Take Your Gatekeeping and Shove It.
So, this past weekend, I took my 11-year-old daughter to SuperCon to meet her favorite actor (and favorite Doctor), Peter Capaldi.
She wore a little blue TARDIS-decorated dress and some Doctor Who pins, and she nearly cried with joy when Capaldi greeted her for the photo op. He was a consummate gentleman and such a sweet and enthusiastic person.
An hour or so after the wonderful photo op experience, she and I were sitting at a table in the food court area.
A burly, older man plopped down nearby. He looked at my little girl’s outfit, smiled, and said, “Do you even KNOW anything about Doctor Who?”
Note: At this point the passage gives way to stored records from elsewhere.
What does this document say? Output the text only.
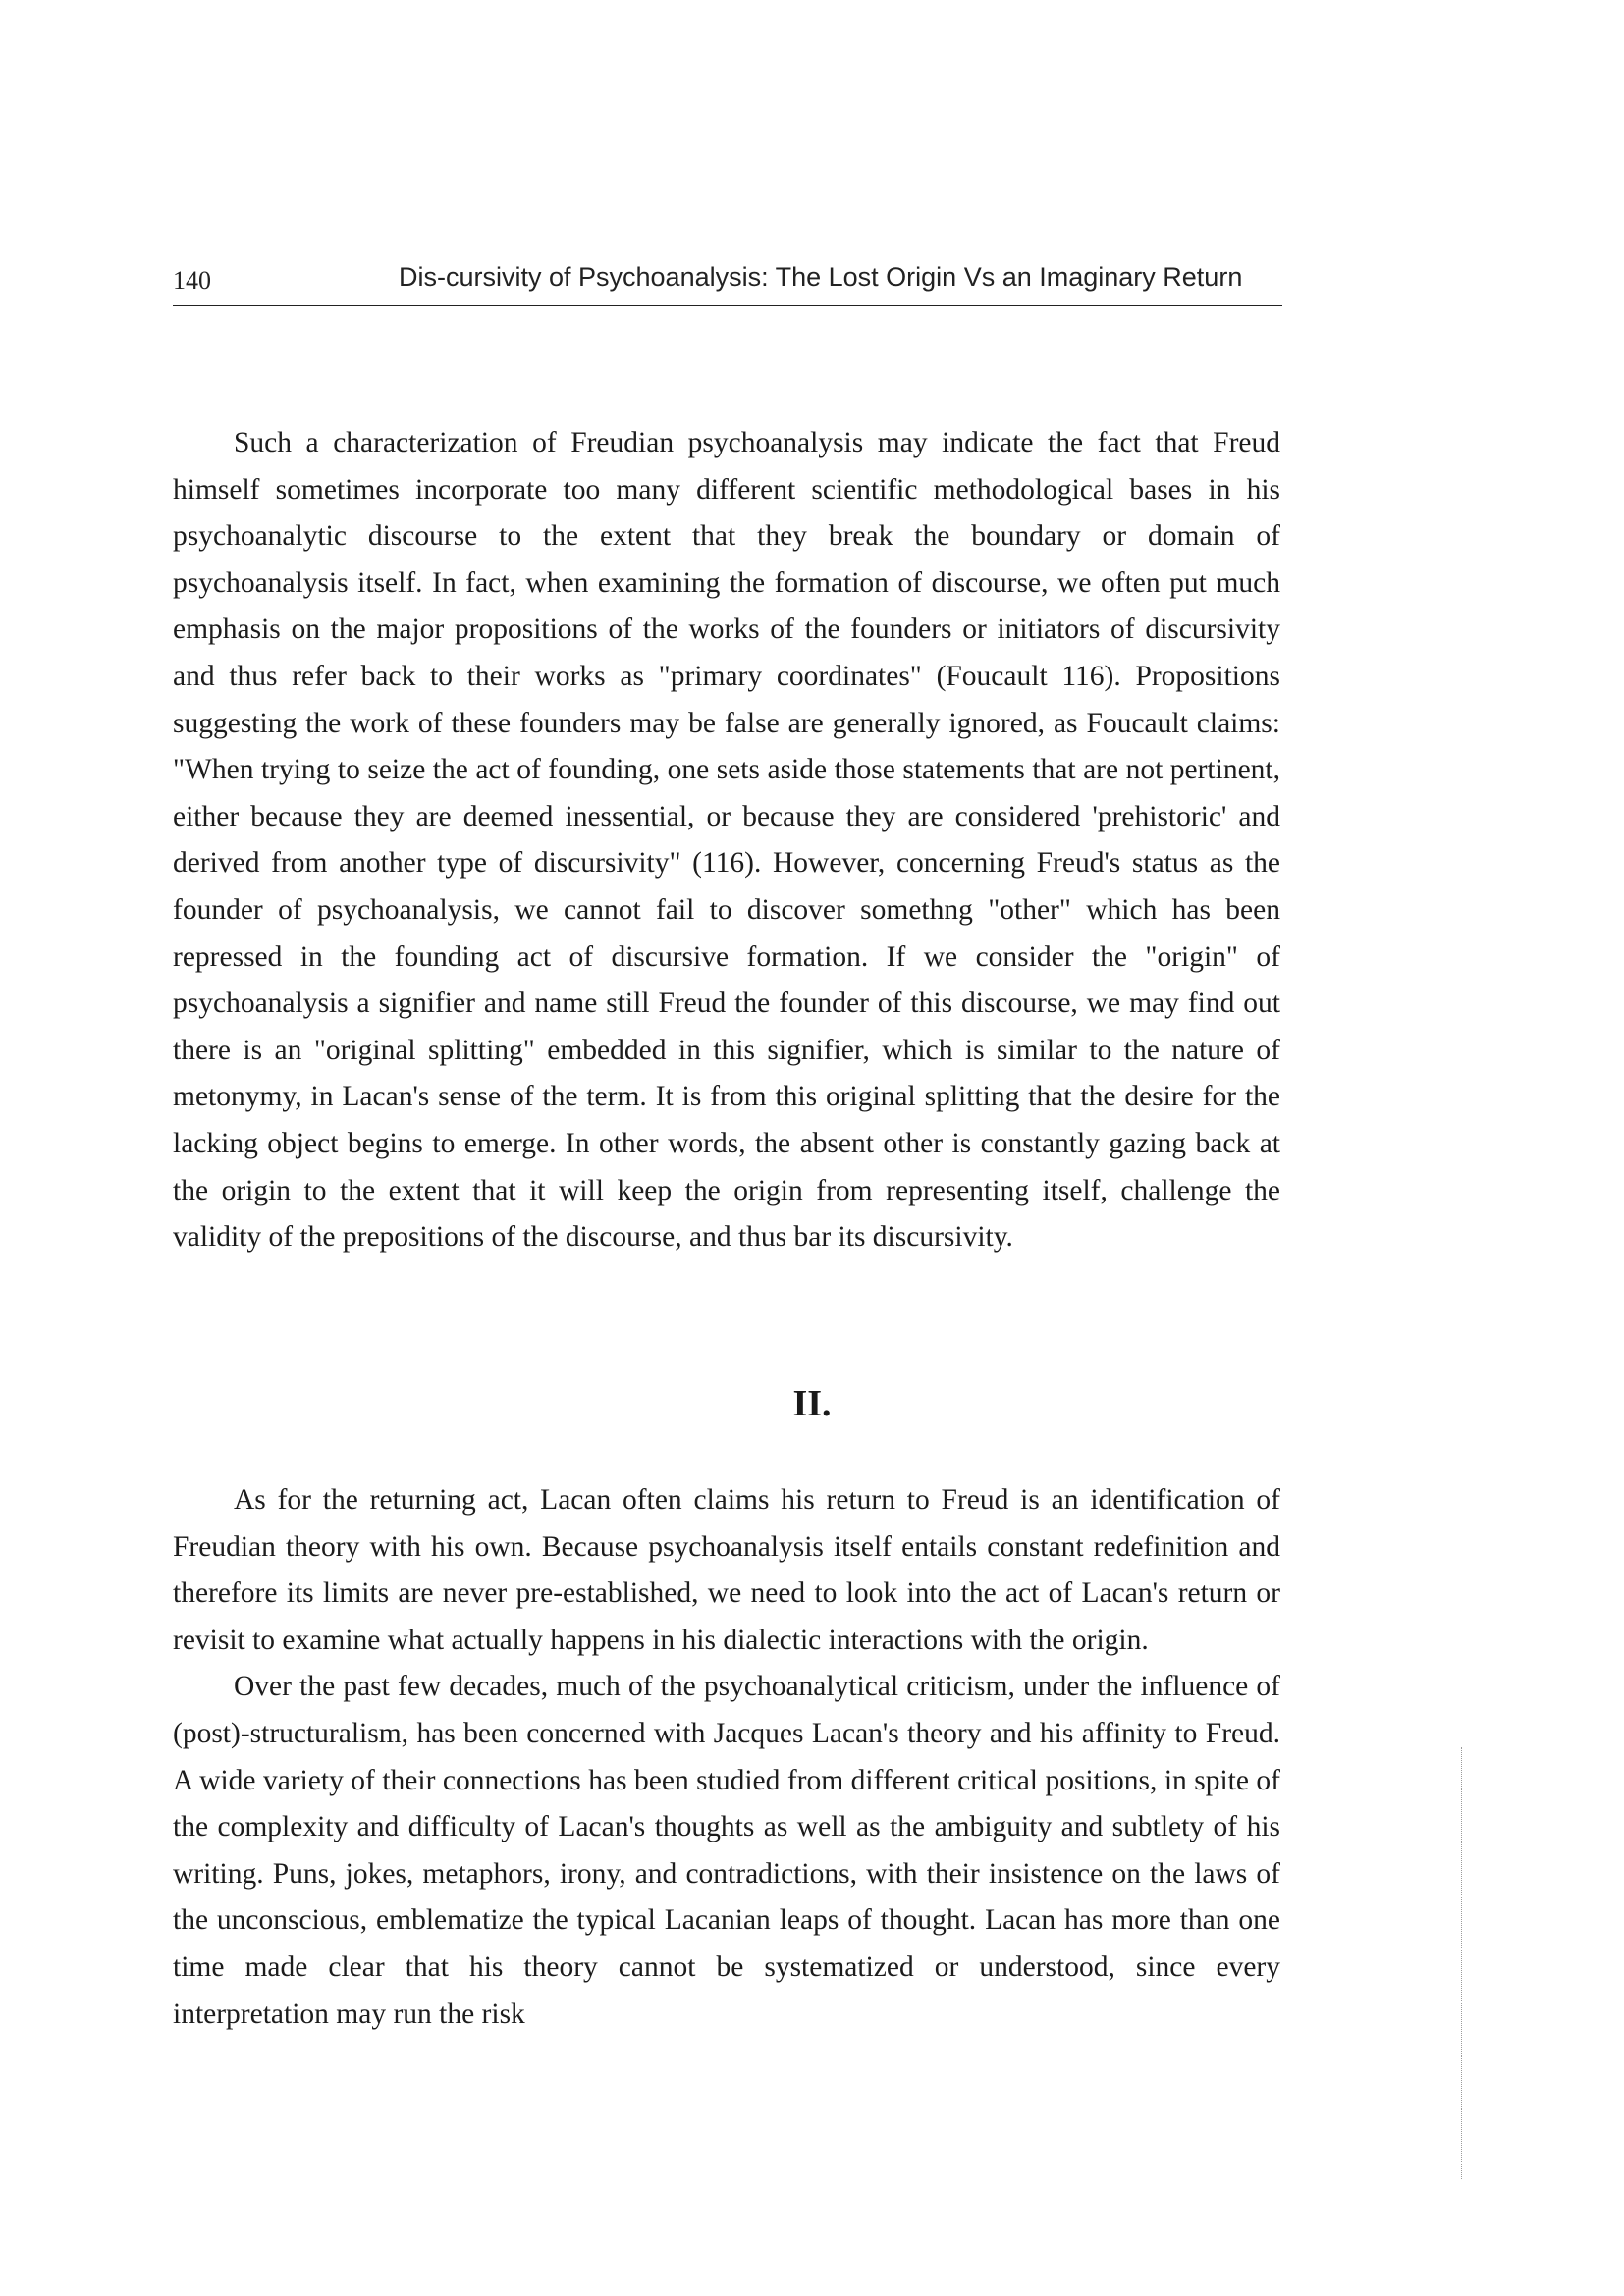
140	Dis-cursivity of Psychoanalysis: The Lost Origin Vs an Imaginary Return

Such a characterization of Freudian psychoanalysis may indicate the fact that Freud himself sometimes incorporate too many different scientific methodological bases in his psychoanalytic discourse to the extent that they break the boundary or domain of psychoanalysis itself. In fact, when examining the formation of discourse, we often put much emphasis on the major propositions of the works of the founders or initiators of discursivity and thus refer back to their works as "primary coordinates" (Foucault 116). Propositions suggesting the work of these founders may be false are generally ignored, as Foucault claims: "When trying to seize the act of founding, one sets aside those statements that are not pertinent, either because they are deemed inessential, or because they are considered 'prehistoric' and derived from another type of discursivity" (116). However, concerning Freud's status as the founder of psychoanalysis, we cannot fail to discover somethng "other" which has been repressed in the founding act of discursive formation. If we consider the "origin" of psychoanalysis a signifier and name still Freud the founder of this discourse, we may find out there is an "original splitting" embedded in this signifier, which is similar to the nature of metonymy, in Lacan's sense of the term. It is from this original splitting that the desire for the lacking object begins to emerge. In other words, the absent other is constantly gazing back at the origin to the extent that it will keep the origin from representing itself, challenge the validity of the prepositions of the discourse, and thus bar its discursivity.

II.

As for the returning act, Lacan often claims his return to Freud is an identification of Freudian theory with his own. Because psychoanalysis itself entails constant redefinition and therefore its limits are never pre-established, we need to look into the act of Lacan's return or revisit to examine what actually happens in his dialectic interactions with the origin.

Over the past few decades, much of the psychoanalytical criticism, under the influence of (post)-structuralism, has been concerned with Jacques Lacan's theory and his affinity to Freud. A wide variety of their connections has been studied from different critical positions, in spite of the complexity and difficulty of Lacan's thoughts as well as the ambiguity and subtlety of his writing. Puns, jokes, metaphors, irony, and contradictions, with their insistence on the laws of the unconscious, emblematize the typical Lacanian leaps of thought. Lacan has more than one time made clear that his theory cannot be systematized or understood, since every interpretation may run the risk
I was too stunned for a second to even respond, so he started right in with the ‘quizzing.’
“Who are the Doctor’s biggest enemies, and what planet does he come from?” this stranger asked.
Now I had moved past shocked and right into indignant/angry/protective mode.
“I don’t want her to be quizzed on something she loves, because I don’t want her thinking she has to prove ANYthing in order to be a fan,“ I told him.
Looking at my daughter, I said “You don’t owe strangers explanations or information, ok?“ She said OK and looked relieved.
Still he pressed on, patronizing grin and all: “Oh, I just want to be sure parents are raising their kids right.” Then he turned to my daughter again and asked “Who was the first Doctor, then?”
I cut him off right there. “No. I don’t want her quizzed. At all.”
Dude blinked in disbelief, sighed, and left about a minute later.
“Thanks,” my daughter said. “He was making me feel awkward.”
I held her hand and looked into her eyes. “Some men think they can have power over you by making you prove yourself. You never have to do it. They’re just insecure and pitiful, so they want to make you feel like it, too. It’s not only about fan stuff, and it’s not always just men, but be careful not to fall into that trap, ok?”
That crap isn’t harmless fun. It sets up a pattern of approval-seeking, self-justification, self-doubt, and fear of exclusion that is very dangerous for children (particularly girls).
TL;DR: Do NOT come at me, my little girl, or anyone in my vicinity with your condescending, gatekeeping bullshit.